The electron micrograph (above) shows what happens in the circulatory system of someone with human immunodeficiency virus (HIV). The blue in the image is a white blood cell, referred to as a CD4 positive T cell, and the cell is sprouting a new HIV particle, the polyp shown here in red and orange.
This pile (above) of what might look like nuts, fossils or even corals is actually of gallstones. Gallstones can form in a person’s gall bladder, a pear-shaped organ positioned under the liver; they vary in shape and size (from something comparable to a grain of salt to a ping pong ball), depending on the specific compounds from bile that harden to form them.
According to estimates, about 2 billion people in the world have Hepatitis B virus (shown above), or HBV. Those who have contracted the virus, through contact with a carrier’s blood or other bodily fluids, can develop the liver disease, Hepatitis B. When chronic, Hepatitis B is known to cause cirrhosis and liver cancer.

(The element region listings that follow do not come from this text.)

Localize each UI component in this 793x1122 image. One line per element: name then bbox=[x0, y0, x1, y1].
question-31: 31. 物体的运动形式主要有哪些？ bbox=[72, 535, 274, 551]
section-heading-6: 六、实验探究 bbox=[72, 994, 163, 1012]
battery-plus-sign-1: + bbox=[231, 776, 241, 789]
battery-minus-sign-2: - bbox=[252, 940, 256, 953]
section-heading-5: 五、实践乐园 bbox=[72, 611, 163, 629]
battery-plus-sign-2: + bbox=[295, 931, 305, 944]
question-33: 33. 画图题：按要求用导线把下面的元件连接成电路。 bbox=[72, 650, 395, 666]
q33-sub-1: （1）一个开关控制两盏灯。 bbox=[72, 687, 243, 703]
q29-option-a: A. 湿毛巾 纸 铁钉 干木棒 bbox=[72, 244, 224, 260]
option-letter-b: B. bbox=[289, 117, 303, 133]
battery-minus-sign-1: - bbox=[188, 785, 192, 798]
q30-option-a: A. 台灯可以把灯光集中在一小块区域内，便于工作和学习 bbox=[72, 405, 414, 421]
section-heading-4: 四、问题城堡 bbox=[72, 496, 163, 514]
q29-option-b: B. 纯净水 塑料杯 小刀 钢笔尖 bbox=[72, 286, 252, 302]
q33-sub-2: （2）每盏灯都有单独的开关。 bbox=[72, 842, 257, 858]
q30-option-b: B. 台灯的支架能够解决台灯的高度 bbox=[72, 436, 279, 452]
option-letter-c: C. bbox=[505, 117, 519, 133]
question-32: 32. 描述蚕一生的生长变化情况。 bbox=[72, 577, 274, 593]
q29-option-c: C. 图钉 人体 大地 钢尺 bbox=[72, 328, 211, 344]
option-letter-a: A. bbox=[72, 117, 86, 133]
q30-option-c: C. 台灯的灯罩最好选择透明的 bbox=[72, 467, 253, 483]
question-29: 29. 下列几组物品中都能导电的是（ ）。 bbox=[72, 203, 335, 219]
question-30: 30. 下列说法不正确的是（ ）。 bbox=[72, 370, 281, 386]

When a person develops cirrhosis, typically from drinking alcohol in excess or a Hepatitis B or C infection, his or her liver tissue (shown above, in pink) is choked by fibrous tissue (in blue). The liver, which has a remarkable ability to regenerate when damaged, tries to produce more cells, but the restricting web of fibrous tissues ultimately causes the organ to shrink.
Emphysema (shown above, in a smoker’s lung) is the unfortunate side effect of another unhealthy habit, smoking. With the disease, what happens is that big gaps (seen as white spots in the image) develop in the lung tissue, which disrupt the exchange of oxygen and carbon dioxide and result in labored breathing. The black coloration on this sample is actual carbon that has built up from this person smoking packs and packs of cigarettes over a stretch of many years.